Sagen wir (summsummsumm) es kommen als Schwarzwald-Besingsang-Thema die Greifvögel in Frage … Gibt ja hier deutlich mehr von denen als anderswo (oder sieht man sie bloß öfter, weil sie sich mangels echter Autobahnen feat. ausreichend Roadkill selber versorgen müssen, selber jagen, kreisen, kreisen über den Wiesen links und rechts der Kinzig) … Ich jedenfalls, ich schob mein sehr kaputtes Fahrrad her von Haslach in der Hitz’, da kreist ein fetter Geier (oder so), und denk ich mir: Was ist, wenn der auf blöde Ideen kommt?, und schau mich um nach Buschwerk, in das ich reinspringen könnte, wenn der Geier nach mir stürzen käme, aber ich finde keines, weil nix wie Apfelbäume … Und dann denke ich, mit feinster Selbstbeobachtung: Jetzt werde ich nervös, und das merkt sicherlich der Geier, und glaubt dann, ich sei verwundet, und dann kommt er aus den Himmeln nieder, mich zu fressen …
Blüten sprechen nicht
Da sagt zu mir eine von den Apfelblüten um mich rum mit sonorer Bassbaritonstimme, »Du meinst Hunde, Schmitzer. Hunden! darfst’ nicht zeigen, dass du nervös wirst; dem Habichtchen da oben, oder Hupfdohle oder was das ist, bist du egal; glaub’s mir …« Und ich bedanke mich artig und atme ruhig durch und gehe weiter in der Sonnenhitze, und dann fällt mir aber ein, dass ja Apfelblüten nicht zu der Kategorie der sprechenden Sachen und Subjekte gehören, und dass also irgendwas nicht stimmt, und wieder geht der Puls hoch, zack, und fällt das Fahrrad um …
… UND ES WAR DOCH EIN GEIER …
… nämlich nicht die Silhouette am Himmelchen, das war wohl wirklich was Niedliches und Kleines, nein: Es hat sich hinterm Apfelbaum ein ausgewachsener Lämmergeier oder Andencondor oder was versteckt gehabt und nur so getan, als wäre er die Apfelblüte. Jetzt tritt er, da das Fahrrad fällt, hervor und sieht so unvertrauenswürdig aus und so charismatisch als wie der Kater und der Fuchs aus Pinocchio …
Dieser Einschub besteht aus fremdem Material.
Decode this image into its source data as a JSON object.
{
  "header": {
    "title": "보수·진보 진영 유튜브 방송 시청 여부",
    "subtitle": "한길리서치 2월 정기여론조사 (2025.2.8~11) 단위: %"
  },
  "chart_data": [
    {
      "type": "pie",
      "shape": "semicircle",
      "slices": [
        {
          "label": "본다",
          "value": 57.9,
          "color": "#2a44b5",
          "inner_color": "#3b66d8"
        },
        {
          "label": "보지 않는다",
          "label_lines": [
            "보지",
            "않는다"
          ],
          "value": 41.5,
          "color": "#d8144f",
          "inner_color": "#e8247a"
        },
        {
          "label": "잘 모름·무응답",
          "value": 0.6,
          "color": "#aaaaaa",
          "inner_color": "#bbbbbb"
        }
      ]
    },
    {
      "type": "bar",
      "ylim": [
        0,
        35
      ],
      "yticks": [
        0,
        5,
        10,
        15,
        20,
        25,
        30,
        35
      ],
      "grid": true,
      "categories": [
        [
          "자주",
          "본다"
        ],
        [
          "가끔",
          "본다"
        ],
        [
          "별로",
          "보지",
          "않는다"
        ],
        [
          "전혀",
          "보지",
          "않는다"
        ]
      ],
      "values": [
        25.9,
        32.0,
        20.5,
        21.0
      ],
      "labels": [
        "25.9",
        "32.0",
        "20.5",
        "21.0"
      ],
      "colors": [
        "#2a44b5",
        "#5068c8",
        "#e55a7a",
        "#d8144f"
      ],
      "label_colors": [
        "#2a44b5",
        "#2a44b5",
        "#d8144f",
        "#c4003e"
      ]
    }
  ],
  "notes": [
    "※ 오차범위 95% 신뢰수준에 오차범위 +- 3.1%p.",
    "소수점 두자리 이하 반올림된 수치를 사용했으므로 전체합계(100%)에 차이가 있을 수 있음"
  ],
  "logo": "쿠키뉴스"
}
… und wackelt einmal mit den weiten weiten Schwingen, sagt mir »Husch«, und macht sich, da ich renne, renne, renne, pulshoch querfeldein zackzack renne, über das kaputte Fahrrad her … Ist er kein Aasfresser? Ist es nicht sein Amt, Hygiene in der freien Wildbahn zu verbreiten und Kadaver zu beseitigen? Ist nicht dies‘ Fahrrad ein Kadaver? Ist dies nicht der Kreis des Lebens, der sich schließt, da jener listige Geier jenes sehr kaputte Rad verzehrt? Der, ahäm, Circle of Life, um nicht zu sagen dem Fahrrad sein LIFE CYCLE? Erlebe ich da nicht, da ich in sicherer Distanz mich ausruhe und das Schauspiel beobachte, den, hihi, den CYCLE LIFE CIRCLE … den CYCLE CYCLE of LIFE …
(Dann bin ich im hohen Grase an der Kinzig aufgewacht; und es war das Geräusch, das sich in meinen Traum als Alu-fressender Geier-Schnabel-Krallen-Geier geschlichen hat, in Wahrheit irgend so ein Industriegetöse, bei dem Blech an Blech schabt … Und wenn jetzt hier draus doch noch so ein Schwarzwaldgedicht werden soll, dann muss da noch was mit Fachwerkhäusern und Industrie und der Dialektgrenze zwischen Baden und Württemberg rein … und keine Politik diese Woche … dafür CYCLE CYCLE of LIFE … soll sein)!
INFO: Stefan Schmitzer gibt am Sonntag, 6. Mai, um 11 Uhr im Rathaussaal seine Abschiedslesung. Der Eintritt ist frei.